Monday, June 15, 2009

Keeping Track of Your Examples for Teaching II

Behold, I have decided upon a method for keeping track of potentially useful resources for teaching sociology!

First, I want to thank all of you who have provided excellent advice on this topic. If you, dear reader, are seeking a method but are not inspired by the one I shall outline below, it may behoove you to check out the comments on this post.

Social bookmarking sites are great, as I've mentioned. But I don't stick with them. Partly this is because I can't rely on browser plug-ins, add-ons, desktop applications, or whatever. I do not use the same computer religiously. It just doesn't work for me. And that extra step of saving things to Evernote, Delicious, Diigo, or whatever the fad of the moment is just gets to be too much. And I could just carry a flash drive or external hard drive or something and always plug it into computers not my own, thereby bringing my desktop and personalized browser with me. But I don't.

Here's what I've settled on.

I get most of my incoming from Google Reader. Google Reader, for the uninitiated, is an excellent platform for keeping track of your subscriptions to blogs and websites and whatnot. Now, if you're reading this and thinking "whoa - you can subscribe to blogs?!?", you might want to look into that first then get back to this.

Most people who use Google Reader are well aware that they can organize their subscriptions by folder. In addition to this, you can tag items in your feed. The option is at the bottom of each item - just click "edit tags." I have created special tags for various topics that I teach (race, gender, class, environment, identity, etc). Whenever I come across something that I think is useful for teaching, I tag it with something specific about the content. If I had my syllabi put together with all my lectures labeled, I might even tag it with the lecture title. But I don't. So I don't.

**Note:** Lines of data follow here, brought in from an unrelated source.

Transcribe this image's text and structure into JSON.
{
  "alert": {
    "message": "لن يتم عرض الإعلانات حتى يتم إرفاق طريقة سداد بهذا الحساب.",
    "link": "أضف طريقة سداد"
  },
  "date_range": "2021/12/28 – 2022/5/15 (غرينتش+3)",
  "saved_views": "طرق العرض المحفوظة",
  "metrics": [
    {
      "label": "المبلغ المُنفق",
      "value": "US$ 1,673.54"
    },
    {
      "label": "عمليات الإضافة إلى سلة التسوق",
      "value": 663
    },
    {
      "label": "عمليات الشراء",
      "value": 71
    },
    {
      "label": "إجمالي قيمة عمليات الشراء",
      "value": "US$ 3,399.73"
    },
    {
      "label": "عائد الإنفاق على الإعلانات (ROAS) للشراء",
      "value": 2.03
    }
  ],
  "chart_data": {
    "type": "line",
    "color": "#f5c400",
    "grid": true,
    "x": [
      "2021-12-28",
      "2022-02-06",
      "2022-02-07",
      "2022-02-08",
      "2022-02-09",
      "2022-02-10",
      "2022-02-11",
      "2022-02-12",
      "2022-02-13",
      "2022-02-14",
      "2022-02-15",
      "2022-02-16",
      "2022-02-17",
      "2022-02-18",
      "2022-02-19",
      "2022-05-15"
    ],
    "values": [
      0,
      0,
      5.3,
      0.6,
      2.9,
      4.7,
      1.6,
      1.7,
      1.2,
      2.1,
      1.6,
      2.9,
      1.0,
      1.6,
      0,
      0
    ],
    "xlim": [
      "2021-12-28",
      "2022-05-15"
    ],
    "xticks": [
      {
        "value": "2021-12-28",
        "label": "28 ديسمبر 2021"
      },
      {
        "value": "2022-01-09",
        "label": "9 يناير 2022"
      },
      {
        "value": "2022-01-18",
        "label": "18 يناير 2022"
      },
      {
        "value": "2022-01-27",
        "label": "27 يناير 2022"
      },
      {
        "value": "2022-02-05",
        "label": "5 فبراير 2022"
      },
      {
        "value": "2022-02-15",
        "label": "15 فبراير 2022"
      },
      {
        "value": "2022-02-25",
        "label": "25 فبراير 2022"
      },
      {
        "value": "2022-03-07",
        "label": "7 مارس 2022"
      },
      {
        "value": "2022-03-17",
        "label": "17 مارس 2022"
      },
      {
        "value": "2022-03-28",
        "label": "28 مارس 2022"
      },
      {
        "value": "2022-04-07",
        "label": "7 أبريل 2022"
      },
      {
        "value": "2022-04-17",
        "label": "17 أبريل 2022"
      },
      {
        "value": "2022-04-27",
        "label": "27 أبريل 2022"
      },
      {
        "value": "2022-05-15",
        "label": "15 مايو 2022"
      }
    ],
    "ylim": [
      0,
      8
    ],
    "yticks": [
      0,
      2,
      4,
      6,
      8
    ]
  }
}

In addition to these tags, I have also tagged all teaching-related items with "sociology." This is where the "social" aspect of bookmarking comes in. You see, if I were just interested in collecting, I could just stop with my content-specific tags. Google Reader organizes everything by tag, and I can search only within a certain tag, in addition to searching all items. As a matter of fact, I've gotten to the point where if I want to find something to use as a sociological example, I'll search my reader instead of Google. It searches every blog and site I'm subscribed to, and nothing else.

But I digress.

I have added the "sociology" tag so that all teaching examples can be together under one feed. Then, I went into my settings and shared that feed. You can find it here. Subscribe to this, and you'll have instant and easy access to everything I find. Kinda like having an unpaid TA doing the legwork for you, eh?

In addition, I have put a widget of the feed on the sidebar of this blog. If you're reading this remotely, go look. I'll wait.

Why yes, it does look a bit like an AdSense block! Alas, there weren't many style options, and I'm not quite savvy enough to spiff it up. But I'll share the code with you if you want to put a widget on your blog. Just email me (it also takes a lot of legwork and tech savvy to post code on Blogger, which just tries to read it rather than post it as-is).

I'll let you know how this system works out. But right now I'm feeling pretty good about it.

UPDATE: I forgot to mention the limitations. Of course, I don't get EVERYTHING from Google Reader. And this is where the add-on comes into play (there's no escape!). Google Reader offers a bookmarklet, "Note in Reader," which allows you to save, share, tag, star, or note anything you come across on the web. It's rather handy. And if I'm away from my computer, I can email myself the link. I always have Gmail up, after all.